Savaşın bitiminden beri saatler geçmişti, artık güvendeydiler. Tatlı bir yağmur, hüzünlerini almak istercesine, damla damla üstlerine düşüyordu. Verdiği kayıpların acımasız darbeleriyle gerçek bir lidere dönüşmüş olan Chōjūrō, boğazını temizledi ve evlerini kaybetmiş, sürgündeki insanlara baktı. Onun insanlarına.
"Kirigakure'yi kaybettiğimizi düşünebilirsiniz," dedi genç adam, halka hitap ederek, "Ancak gerçek böyle değil. Yuvanız, ailenizin ve arkadaşlarınızın bulunduğu yerdir. Sayısız fedakarlık sayesinde, ana kuvvetimiz yabancı diyarlardayken sizi korumayı başardık. Kirigakure, sizsiniz! Sadece yapıları ve fiziksel şeyleri kaybettik. Bu yüzden, ölen Kirigakureliler için saygımızı ve minnetimizi göstermeliyiz."
Ardından dönerek Kurotsuchi'ye baktı.
"Aynı zamanda, zor zamanda yardımımıza koşan bu cesur ninjaları da unutmayacağız.
Konohalılar'a karşı hayatını riske ederek cesurca savaşan, Iwagakure'nin Kurotsuchi'si!
Vatanı Kirigakure'yi en zor zamanında tekrar hatırlayan ve hayatını bizim için feda ederek, lanetli yaratığı avlayan Hōuzuki Suigetsu!
Ve... şu an aramızda olmasa da, planı sayesinde hepimizi kurtaran, Sunagakure'nin Nara Temari'si!"
Chōjūrō'dan başlayarak, ninjaların hepsi, sırayla diz çöktü ve teker teker, ölenleri selam ettiler.

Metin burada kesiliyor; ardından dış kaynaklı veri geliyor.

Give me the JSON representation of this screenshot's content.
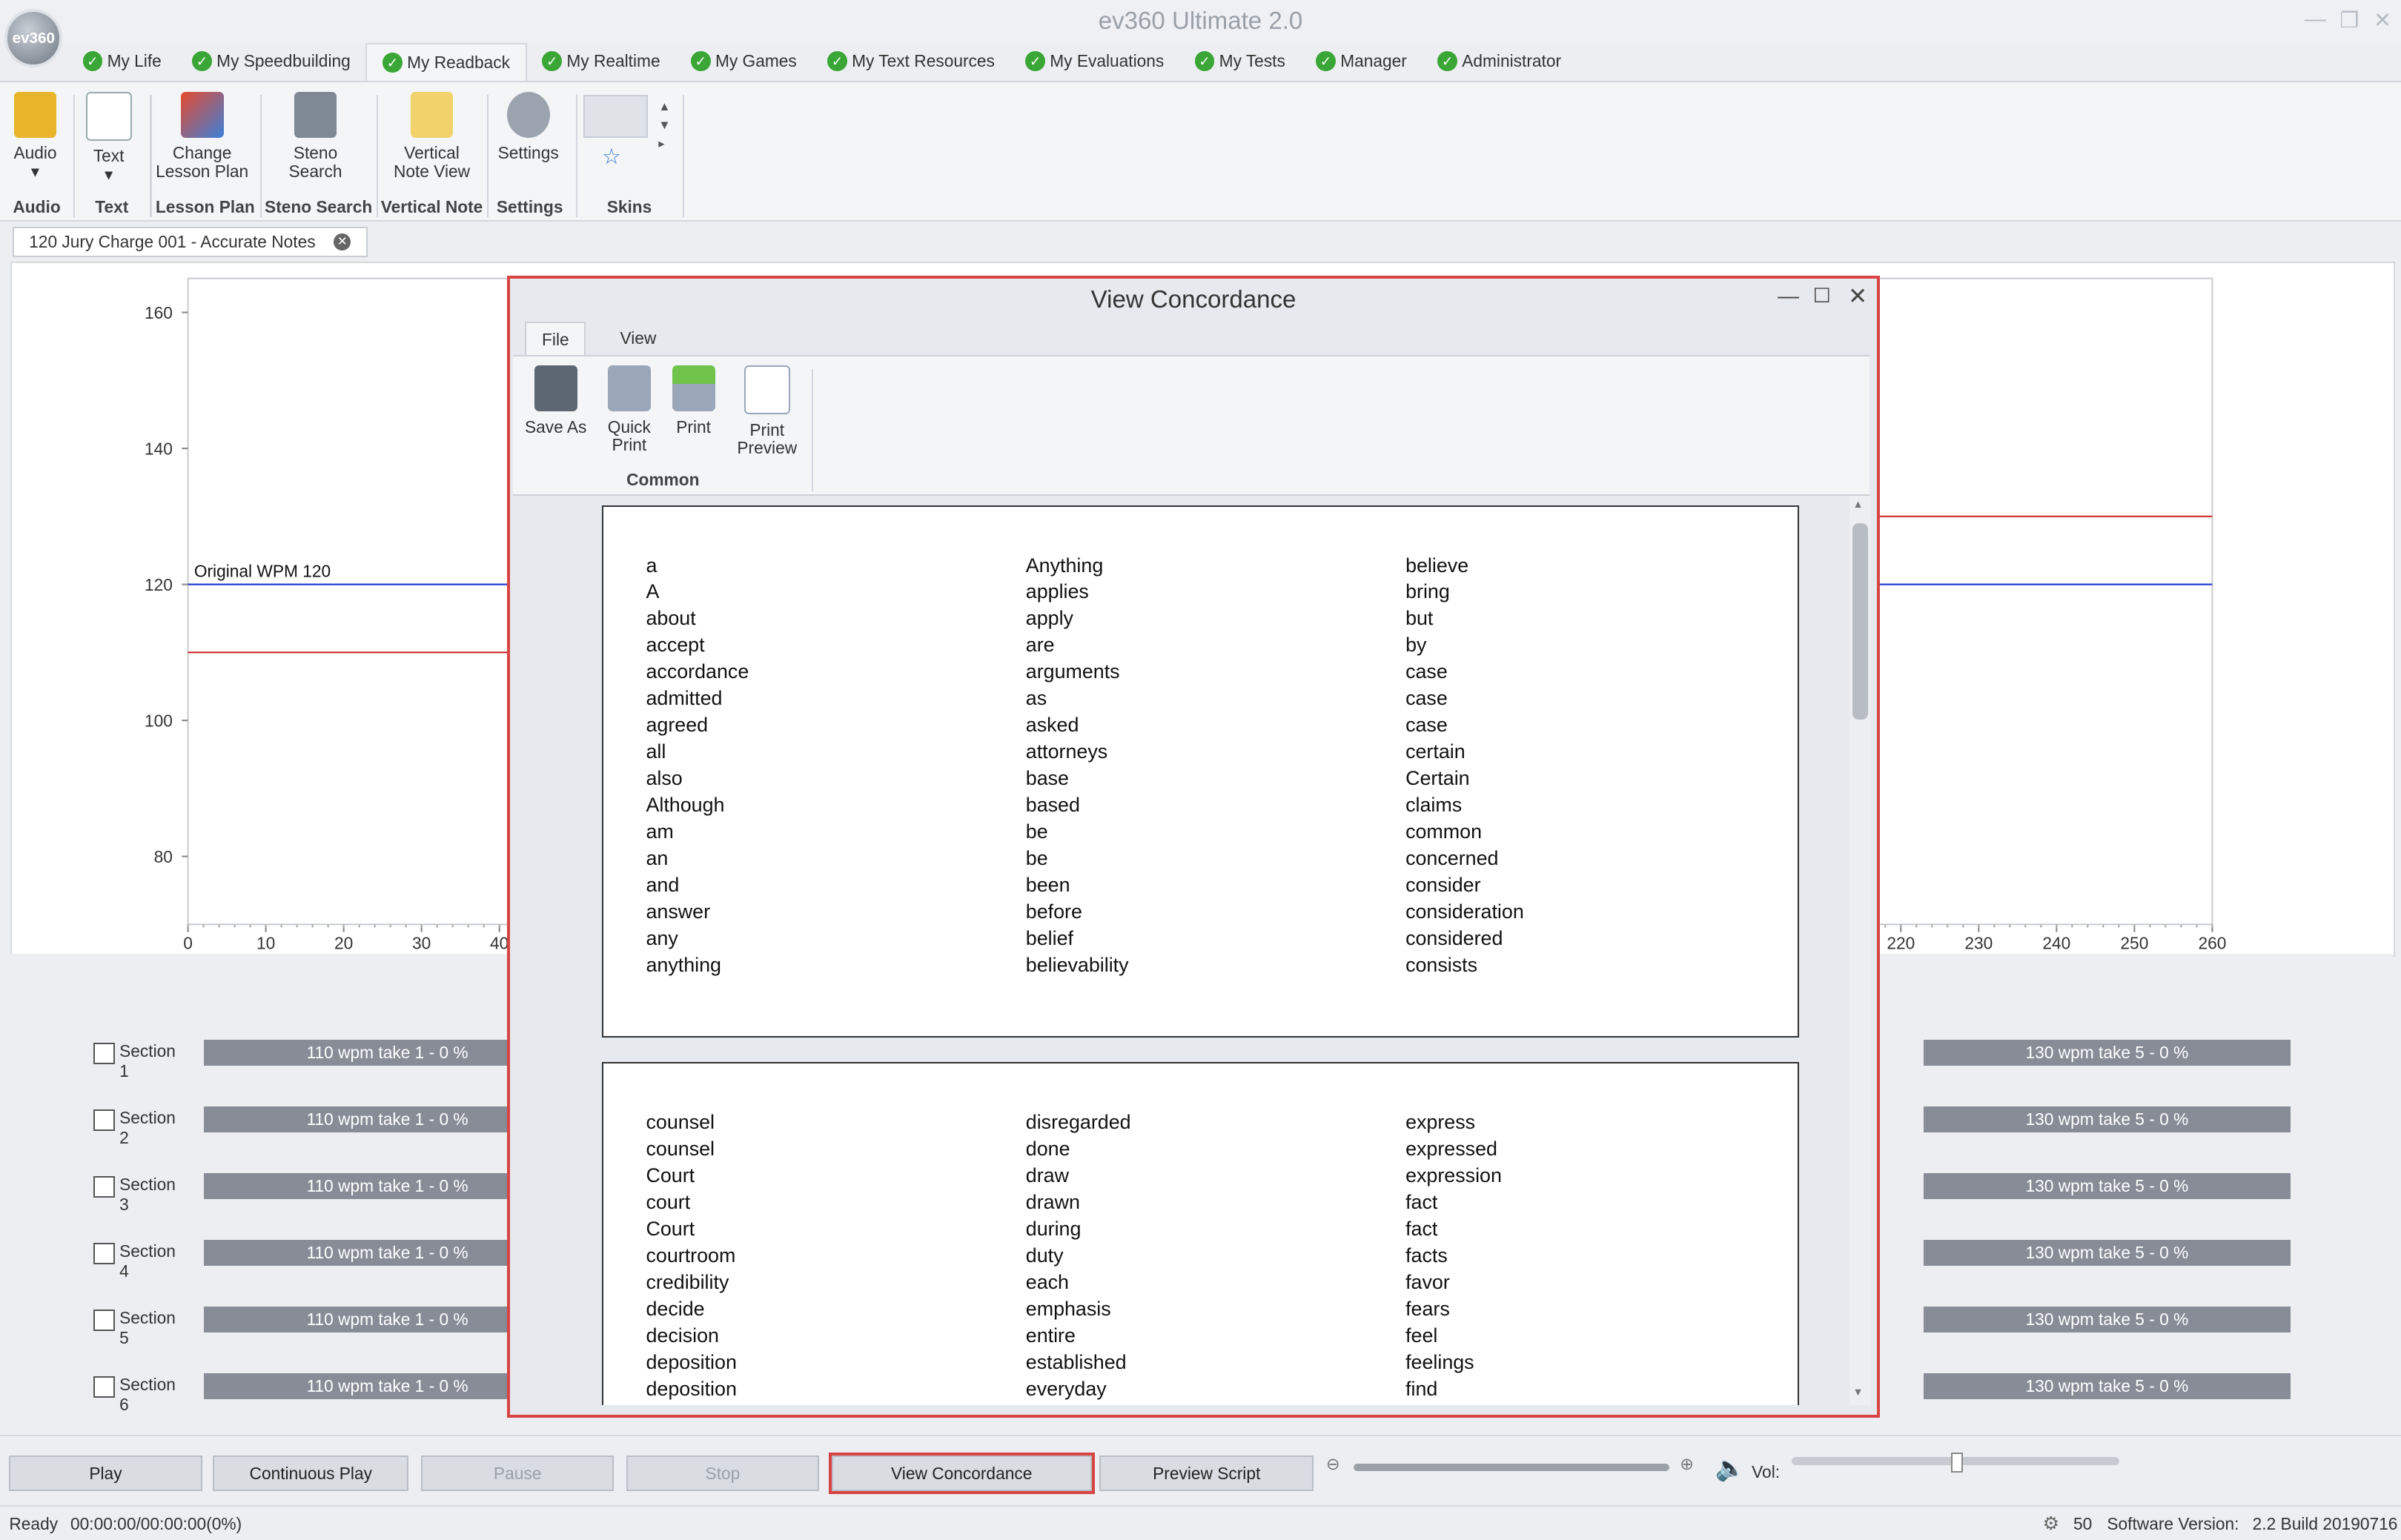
{
  "app": {
    "title": "ev360 Ultimate 2.0",
    "logo_text": "ev360"
  },
  "menu_tabs": [
    {
      "label": "My Life"
    },
    {
      "label": "My Speedbuilding"
    },
    {
      "label": "My Readback"
    },
    {
      "label": "My Realtime"
    },
    {
      "label": "My Games"
    },
    {
      "label": "My Text Resources"
    },
    {
      "label": "My Evaluations"
    },
    {
      "label": "My Tests"
    },
    {
      "label": "Manager"
    },
    {
      "label": "Administrator"
    }
  ],
  "ribbon": {
    "audio": "Audio",
    "text": "Text",
    "change_lesson_plan": "Change Lesson Plan",
    "steno_search": "Steno Search",
    "vertical_note_view": "Vertical Note View",
    "settings": "Settings",
    "groups": {
      "audio": "Audio",
      "text": "Text",
      "lesson_plan": "Lesson Plan",
      "steno_search": "Steno Search",
      "vertical_note": "Vertical Note",
      "settings": "Settings",
      "skins": "Skins"
    }
  },
  "document_tab": "120 Jury Charge 001 - Accurate Notes",
  "chart_data": {
    "type": "line",
    "ylim": [
      70,
      165
    ],
    "xlim": [
      0,
      260
    ],
    "y_ticks": [
      80,
      100,
      120,
      140,
      160
    ],
    "x_ticks": [
      0,
      10,
      20,
      30,
      40,
      220,
      230,
      240,
      250,
      260
    ],
    "annotation": "Original WPM 120",
    "series": [
      {
        "name": "Original WPM 120",
        "color": "#1c2fd1",
        "values": [
          120,
          120
        ]
      },
      {
        "color": "#d42a2a",
        "values": [
          110,
          130
        ]
      }
    ]
  },
  "sections": [
    {
      "label": "Section 1",
      "left_bar": "110 wpm take 1 - 0 %",
      "right_bar": "130 wpm take 5 - 0 %"
    },
    {
      "label": "Section 2",
      "left_bar": "110 wpm take 1 - 0 %",
      "right_bar": "130 wpm take 5 - 0 %"
    },
    {
      "label": "Section 3",
      "left_bar": "110 wpm take 1 - 0 %",
      "right_bar": "130 wpm take 5 - 0 %"
    },
    {
      "label": "Section 4",
      "left_bar": "110 wpm take 1 - 0 %",
      "right_bar": "130 wpm take 5 - 0 %"
    },
    {
      "label": "Section 5",
      "left_bar": "110 wpm take 1 - 0 %",
      "right_bar": "130 wpm take 5 - 0 %"
    },
    {
      "label": "Section 6",
      "left_bar": "110 wpm take 1 - 0 %",
      "right_bar": "130 wpm take 5 - 0 %"
    }
  ],
  "controls": {
    "play": "Play",
    "continuous_play": "Continuous Play",
    "pause": "Pause",
    "stop": "Stop",
    "view_concordance": "View Concordance",
    "preview_script": "Preview  Script",
    "vol": "Vol:"
  },
  "status": {
    "ready": "Ready",
    "time": "00:00:00/00:00:00(0%)",
    "count": "50",
    "version_label": "Software Version:",
    "version": "2.2 Build 20190716"
  },
  "dialog": {
    "title": "View Concordance",
    "tabs": [
      "File",
      "View"
    ],
    "buttons": {
      "save_as": "Save As",
      "quick_print": "Quick Print",
      "print": "Print",
      "print_preview": "Print Preview"
    },
    "group": "Common",
    "page1": {
      "col1": [
        "a",
        "A",
        "about",
        "accept",
        "accordance",
        "admitted",
        "agreed",
        "all",
        "also",
        "Although",
        "am",
        "an",
        "and",
        "answer",
        "any",
        "anything"
      ],
      "col2": [
        "Anything",
        "applies",
        "apply",
        "are",
        "arguments",
        "as",
        "asked",
        "attorneys",
        "base",
        "based",
        "be",
        "be",
        "been",
        "before",
        "belief",
        "believability"
      ],
      "col3": [
        "believe",
        "bring",
        "but",
        "by",
        "case",
        "case",
        "case",
        "certain",
        "Certain",
        "claims",
        "common",
        "concerned",
        "consider",
        "consideration",
        "considered",
        "consists"
      ]
    },
    "page2": {
      "col1": [
        "counsel",
        "counsel",
        "Court",
        "court",
        "Court",
        "courtroom",
        "credibility",
        "decide",
        "decision",
        "deposition",
        "deposition"
      ],
      "col2": [
        "disregarded",
        "done",
        "draw",
        "drawn",
        "during",
        "duty",
        "each",
        "emphasis",
        "entire",
        "established",
        "everyday"
      ],
      "col3": [
        "express",
        "expressed",
        "expression",
        "fact",
        "fact",
        "facts",
        "favor",
        "fears",
        "feel",
        "feelings",
        "find"
      ]
    }
  }
}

Ne de olsa başka türlü anmalarının bir imkanı yoktu.
Onlar, ritüel halinde, hayatlarını kaybeden arkadaşlarının, kardeşlerinin, babalarının, annelerinin isimlerini tekrar ederken halk da yavaşça diz çökmeye başladı. Asker, sivil fark etmeksizin bir çok kişinin gözlerinden yaşlar süzülüyordu.
Aralarından çeşitli sesler yükseliyordu. İsimler niceydi, savaşta verilen kayıplar gibi. Chōjūrō'nun ve onun söylediği kişilerin adı geçse de, en çok iki tanesi duyuluyordu.
"Hōzuki Suigetsu, Kirigakure'nin Ejder-Avcısı.
Sunagakure'nin Nara Temari'si, Altın Komutan."
Pek çok arkadaşını bu savaşta kaybetmiş olan Chōjūrō'ya baktı, Kurotsuchi. Adam, savaşta kaybettiği Hiramekarei yerine eline aldığı bir kılıcı yere dayamış ve iki eli onun üstünde kenetlenmişti. Dimdik, bir heykel gibi dikilirken, gözyaşlarını gizlemeye çalışıyordu. Kız ise, artık yorulmuştu ve evine, Iwagakure'ye dönmek istiyordu.

----------------------

Günümüz zamanında, uzaklarda bir yerde, Naruto gözlerini açtı ve oğlu Boruto'ya baktı.